А через несколько часов, до сих пор в это не веря, я сидела на своей родной кухоньке, и события предыдущих дней внезапно показались мне чудовищно далёкими. Будто это даже не со мной произошло. Я бы и рада была в такое поверить, но кровоточившая внутри рана не давала тешится иллюзиями.
Мама хлопотала на кухне, доставая из холодильника всё подряд, и скоро на кухонном столе не осталось свободного места.
Я тайком отирала лицо, изо всех сил держась, чтобы не разрыдаться по новой оттого, что не могла сейчас, как и полагалось, с аппетитом накинуться на мамины блюда и поблагодарить Вселенную за то, что она у меня есть. Мама моя, мамочка, мамулечка…
И подарки я им с Гошкой так и не купила. Няньчусь тут со своими сердечными ранами, когда они здесь… сами…
— Женечка…
Провалившись в свои мысли, я и не заметила, как мама перестала вдруг суетиться и опустилась на стул рядом со мной.

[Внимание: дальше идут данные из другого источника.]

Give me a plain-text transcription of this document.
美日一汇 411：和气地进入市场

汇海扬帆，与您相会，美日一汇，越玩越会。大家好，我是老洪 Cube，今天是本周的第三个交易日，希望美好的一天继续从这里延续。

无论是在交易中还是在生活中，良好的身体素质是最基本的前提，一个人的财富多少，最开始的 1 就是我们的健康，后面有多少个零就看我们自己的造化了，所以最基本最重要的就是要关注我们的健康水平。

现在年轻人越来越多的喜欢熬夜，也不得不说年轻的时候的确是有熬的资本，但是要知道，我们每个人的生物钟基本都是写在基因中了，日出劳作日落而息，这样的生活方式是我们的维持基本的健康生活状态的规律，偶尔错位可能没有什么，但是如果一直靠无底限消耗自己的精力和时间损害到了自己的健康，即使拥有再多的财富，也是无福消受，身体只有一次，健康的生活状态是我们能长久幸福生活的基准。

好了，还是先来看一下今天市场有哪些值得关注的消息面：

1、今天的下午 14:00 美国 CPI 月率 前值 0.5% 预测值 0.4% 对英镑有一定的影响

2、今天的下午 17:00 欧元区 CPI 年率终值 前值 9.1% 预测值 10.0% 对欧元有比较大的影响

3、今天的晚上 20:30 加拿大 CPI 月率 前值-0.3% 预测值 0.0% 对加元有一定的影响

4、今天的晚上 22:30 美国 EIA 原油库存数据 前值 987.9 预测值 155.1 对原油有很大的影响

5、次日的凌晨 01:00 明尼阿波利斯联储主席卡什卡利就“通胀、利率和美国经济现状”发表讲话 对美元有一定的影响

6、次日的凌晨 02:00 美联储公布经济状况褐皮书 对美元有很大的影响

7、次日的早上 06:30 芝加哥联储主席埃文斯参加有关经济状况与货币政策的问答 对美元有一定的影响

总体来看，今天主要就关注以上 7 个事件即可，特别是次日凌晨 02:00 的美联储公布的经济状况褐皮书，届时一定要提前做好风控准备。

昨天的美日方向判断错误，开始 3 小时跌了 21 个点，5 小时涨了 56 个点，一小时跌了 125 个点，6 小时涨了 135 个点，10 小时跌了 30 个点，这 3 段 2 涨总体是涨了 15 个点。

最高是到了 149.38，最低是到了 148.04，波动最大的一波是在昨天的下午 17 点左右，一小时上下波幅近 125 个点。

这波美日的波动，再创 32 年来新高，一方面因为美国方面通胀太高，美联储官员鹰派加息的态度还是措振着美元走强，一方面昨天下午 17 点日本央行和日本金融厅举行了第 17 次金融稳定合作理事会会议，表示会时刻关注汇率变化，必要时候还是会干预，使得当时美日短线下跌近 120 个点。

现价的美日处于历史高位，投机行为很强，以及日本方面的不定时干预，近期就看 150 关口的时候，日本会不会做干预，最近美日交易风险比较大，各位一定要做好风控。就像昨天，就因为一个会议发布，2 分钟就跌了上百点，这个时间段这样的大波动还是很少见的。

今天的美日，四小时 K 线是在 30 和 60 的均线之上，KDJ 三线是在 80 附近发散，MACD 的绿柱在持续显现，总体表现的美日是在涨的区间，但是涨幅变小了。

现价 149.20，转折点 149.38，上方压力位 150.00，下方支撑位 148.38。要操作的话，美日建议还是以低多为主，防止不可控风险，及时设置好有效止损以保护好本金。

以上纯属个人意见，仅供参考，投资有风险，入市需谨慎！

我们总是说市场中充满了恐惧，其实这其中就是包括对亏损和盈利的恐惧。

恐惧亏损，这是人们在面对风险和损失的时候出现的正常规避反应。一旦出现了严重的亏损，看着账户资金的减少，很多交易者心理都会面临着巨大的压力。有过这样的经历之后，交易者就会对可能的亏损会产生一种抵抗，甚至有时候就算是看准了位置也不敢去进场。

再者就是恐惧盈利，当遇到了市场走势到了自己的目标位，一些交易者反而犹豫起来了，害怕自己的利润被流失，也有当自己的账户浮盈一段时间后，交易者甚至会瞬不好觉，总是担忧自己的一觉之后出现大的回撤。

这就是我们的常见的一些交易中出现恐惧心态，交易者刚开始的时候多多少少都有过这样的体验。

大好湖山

— Всё в порядке, ма… Я… так, что-то накатило. Это всё из-за перелёта и…
— Женя. Жень. А ну, взгляни на меня.
Я невольно затаила дыхание, но послушно подняла на неё взгляд. Родные серые глаза смотрели на меня внимательно, едва ли не строго.
— Тебя будто… ранили.
— Мам…
— Ты меня не жалей. Не надо. Ты что же в себе такое-то горе носишь? На тебя смотреть страшно. Женя, это твой начальник? Он что-нибудь с тобой…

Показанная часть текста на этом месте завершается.